MR. DILLON: Your Honor, I have to object.
THE COURT: Sustained. There is no evidence of that. Don’t argue things that aren’t in evidence.
MR. COHAN: But I am going to argue the lack of evidence. The lack of evidence to prove beyond a reasonable doubt that Larry Staler knew that he was a person required, because of all the evidence that you have before you, that Mr. Staler didn’t know that he was a person required.
Now, I am going to draw your attention to this special agent’s report that I asked Mr. Stewart about. And, perhaps, you will recall that I drew his attention to page sixteen....

App. Ill at 627-28.

The Court was correct that there was no evidence that Staler had not filed an income tax return in 1982. An IRS records custodian testified that Staler filed a tax return and obtained a refund in 1982. This evidence was not challenged on cross-examination, and neither Staler nor any other witness asserted that he did not file a tax return in 1982.

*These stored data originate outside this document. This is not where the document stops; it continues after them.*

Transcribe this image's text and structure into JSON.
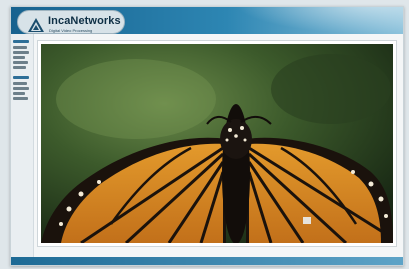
{
  "brand": {
    "name": "IncaNetworks",
    "tagline": "Digital Video Processing"
  },
  "icons": {
    "logo": "inca-triangle-logo-icon"
  },
  "colors": {
    "header_start": "#17628f",
    "header_end": "#8ec3dc",
    "page_background": "#dfe6ea"
  },
  "viewer": {
    "subject": "monarch butterfly"
  }
}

It is quite true, as appellant stresses, that counsel was entitled to argue that the government’s evidence was insufficient to prove Stuler's knowledge of his duty to file beyond a reasonable doubt. But counsel was permitted by the Court to make that argument once he made it clear that he was not miseharacterizing the evidence, but rather arguing that the evidence on the point was mistaken. Moreover, given the context, the fact that Staler had filed from 1969-1980, and the record as a whole, we are confident beyond a reasonable doubt that this ruling of the Court did not affect the outcome.

III.

The judgment of the District Court will be affirmed.